$n\cdot \phi(n)=m\cdot \phi(m)$

If I am not mistaken here in OEIS says that

$n\cdot \phi(n)=m\cdot \phi(m)$ is possible only if $n=m$.

$\phi(n)$ denotes Euler's totient function.

Is there a proof of this fact?

Solution 1:

Suppose $n$ is the smallest number such that a number $m\ne n$ exists with

$$n\ \phi(n)=m\ \phi(m)$$

Let $p$ be the largest prime factor of $n$ and $q$ be the largest prime factor of $m$. Then, $p<q$ is impossible because $n\ \phi(n)$ would not be divisivle by $q$. $p>q$ is impossible because $m\ \phi(m)$ would not be divisible by $p$. So, we have $p=q$.

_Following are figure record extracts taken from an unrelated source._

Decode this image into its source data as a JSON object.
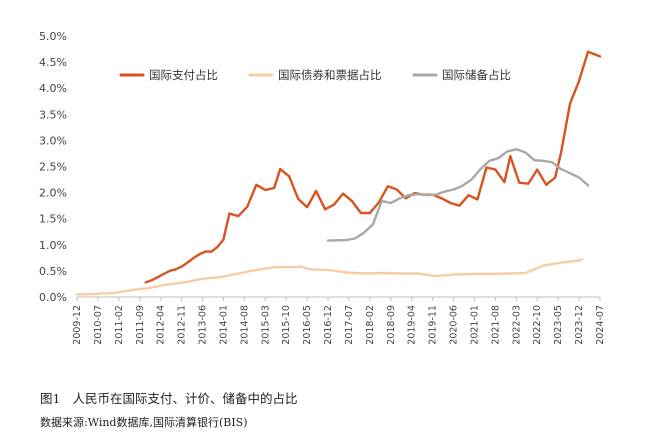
{
  "chart_data": {
    "type": "line",
    "title": "",
    "xlabel": "",
    "ylabel": "",
    "ylim": [
      0,
      5
    ],
    "y_ticks": [
      "0.0%",
      "0.5%",
      "1.0%",
      "1.5%",
      "2.0%",
      "2.5%",
      "3.0%",
      "3.5%",
      "4.0%",
      "4.5%",
      "5.0%"
    ],
    "x_ticks": [
      "2009-12",
      "2010-07",
      "2011-02",
      "2011-09",
      "2012-04",
      "2012-11",
      "2013-06",
      "2014-01",
      "2014-08",
      "2015-03",
      "2015-10",
      "2016-05",
      "2016-12",
      "2017-07",
      "2018-02",
      "2018-09",
      "2019-04",
      "2019-11",
      "2020-06",
      "2021-01",
      "2021-08",
      "2022-03",
      "2022-10",
      "2023-05",
      "2023-12",
      "2024-07"
    ],
    "grid": false,
    "legend": "top-left",
    "series": [
      {
        "name": "国际支付占比",
        "color": "#D9531E",
        "points": [
          [
            "2011-11",
            0.28
          ],
          [
            "2012-01",
            0.32
          ],
          [
            "2012-03",
            0.38
          ],
          [
            "2012-05",
            0.44
          ],
          [
            "2012-07",
            0.5
          ],
          [
            "2012-09",
            0.53
          ],
          [
            "2012-11",
            0.58
          ],
          [
            "2013-01",
            0.66
          ],
          [
            "2013-03",
            0.75
          ],
          [
            "2013-05",
            0.82
          ],
          [
            "2013-07",
            0.87
          ],
          [
            "2013-09",
            0.87
          ],
          [
            "2013-11",
            0.96
          ],
          [
            "2014-01",
            1.1
          ],
          [
            "2014-03",
            1.6
          ],
          [
            "2014-06",
            1.55
          ],
          [
            "2014-09",
            1.73
          ],
          [
            "2014-12",
            2.15
          ],
          [
            "2015-03",
            2.05
          ],
          [
            "2015-06",
            2.09
          ],
          [
            "2015-08",
            2.45
          ],
          [
            "2015-11",
            2.31
          ],
          [
            "2016-02",
            1.88
          ],
          [
            "2016-05",
            1.72
          ],
          [
            "2016-08",
            2.03
          ],
          [
            "2016-11",
            1.68
          ],
          [
            "2017-02",
            1.77
          ],
          [
            "2017-05",
            1.98
          ],
          [
            "2017-08",
            1.84
          ],
          [
            "2017-11",
            1.61
          ],
          [
            "2018-02",
            1.61
          ],
          [
            "2018-05",
            1.81
          ],
          [
            "2018-08",
            2.12
          ],
          [
            "2018-11",
            2.06
          ],
          [
            "2019-02",
            1.89
          ],
          [
            "2019-05",
            1.99
          ],
          [
            "2019-08",
            1.96
          ],
          [
            "2019-11",
            1.96
          ],
          [
            "2020-02",
            1.89
          ],
          [
            "2020-05",
            1.8
          ],
          [
            "2020-08",
            1.75
          ],
          [
            "2020-11",
            1.95
          ],
          [
            "2021-02",
            1.87
          ],
          [
            "2021-05",
            2.48
          ],
          [
            "2021-08",
            2.44
          ],
          [
            "2021-11",
            2.2
          ],
          [
            "2022-01",
            2.7
          ],
          [
            "2022-04",
            2.19
          ],
          [
            "2022-07",
            2.17
          ],
          [
            "2022-10",
            2.44
          ],
          [
            "2023-01",
            2.15
          ],
          [
            "2023-04",
            2.29
          ],
          [
            "2023-06",
            2.77
          ],
          [
            "2023-09",
            3.71
          ],
          [
            "2023-12",
            4.14
          ],
          [
            "2024-03",
            4.7
          ],
          [
            "2024-07",
            4.61
          ]
        ]
      },
      {
        "name": "国际债券和票据占比",
        "color": "#F6CDA5",
        "points": [
          [
            "2009-12",
            0.05
          ],
          [
            "2010-06",
            0.06
          ],
          [
            "2011-01",
            0.08
          ],
          [
            "2011-06",
            0.13
          ],
          [
            "2011-12",
            0.17
          ],
          [
            "2012-06",
            0.24
          ],
          [
            "2012-12",
            0.28
          ],
          [
            "2013-06",
            0.35
          ],
          [
            "2013-12",
            0.38
          ],
          [
            "2014-06",
            0.45
          ],
          [
            "2014-12",
            0.52
          ],
          [
            "2015-06",
            0.57
          ],
          [
            "2015-12",
            0.57
          ],
          [
            "2016-03",
            0.58
          ],
          [
            "2016-06",
            0.53
          ],
          [
            "2016-12",
            0.52
          ],
          [
            "2017-06",
            0.47
          ],
          [
            "2017-12",
            0.45
          ],
          [
            "2018-06",
            0.46
          ],
          [
            "2018-12",
            0.45
          ],
          [
            "2019-06",
            0.45
          ],
          [
            "2019-12",
            0.4
          ],
          [
            "2020-06",
            0.43
          ],
          [
            "2020-12",
            0.44
          ],
          [
            "2021-06",
            0.44
          ],
          [
            "2021-12",
            0.45
          ],
          [
            "2022-06",
            0.46
          ],
          [
            "2022-12",
            0.6
          ],
          [
            "2023-06",
            0.66
          ],
          [
            "2023-12",
            0.7
          ],
          [
            "2024-01",
            0.72
          ]
        ]
      },
      {
        "name": "国际储备占比",
        "color": "#A8A8A8",
        "points": [
          [
            "2016-12",
            1.08
          ],
          [
            "2017-06",
            1.09
          ],
          [
            "2017-09",
            1.12
          ],
          [
            "2017-12",
            1.23
          ],
          [
            "2018-03",
            1.39
          ],
          [
            "2018-06",
            1.84
          ],
          [
            "2018-09",
            1.8
          ],
          [
            "2018-12",
            1.89
          ],
          [
            "2019-03",
            1.95
          ],
          [
            "2019-06",
            1.97
          ],
          [
            "2019-09",
            1.95
          ],
          [
            "2019-12",
            1.96
          ],
          [
            "2020-03",
            2.02
          ],
          [
            "2020-06",
            2.06
          ],
          [
            "2020-09",
            2.13
          ],
          [
            "2020-12",
            2.25
          ],
          [
            "2021-03",
            2.45
          ],
          [
            "2021-06",
            2.61
          ],
          [
            "2021-09",
            2.66
          ],
          [
            "2021-12",
            2.79
          ],
          [
            "2022-03",
            2.83
          ],
          [
            "2022-06",
            2.77
          ],
          [
            "2022-09",
            2.62
          ],
          [
            "2022-12",
            2.61
          ],
          [
            "2023-03",
            2.58
          ],
          [
            "2023-06",
            2.45
          ],
          [
            "2023-09",
            2.37
          ],
          [
            "2023-12",
            2.29
          ],
          [
            "2024-03",
            2.14
          ]
        ]
      }
    ]
  },
  "caption": {
    "figure_no": "图1",
    "text": "人民币在国际支付、计价、储备中的占比"
  },
  "source": "数据来源:Wind数据库,国际清算银行(BIS)"
}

The valuation of $p$ in $n\ \phi(n)$ is uniquely determined by the valuation of $p$ in $n$, so the valuations of $p$ in $n\ \phi(n)$ and $m\ \phi(m)$ must coincide.

Therefore we have $\frac{n}{p}\phi(\frac{n}{p})=\frac{m}{p}\phi(\frac{m}{p})$

contradicting the assumption that $n$ is the smallest number, such that an $m$ exists with $n\ \phi(n)=m\ \phi(m)$.

Hence $n=1$, but $1=m\ \phi(m)$ has the only solution $m=1$.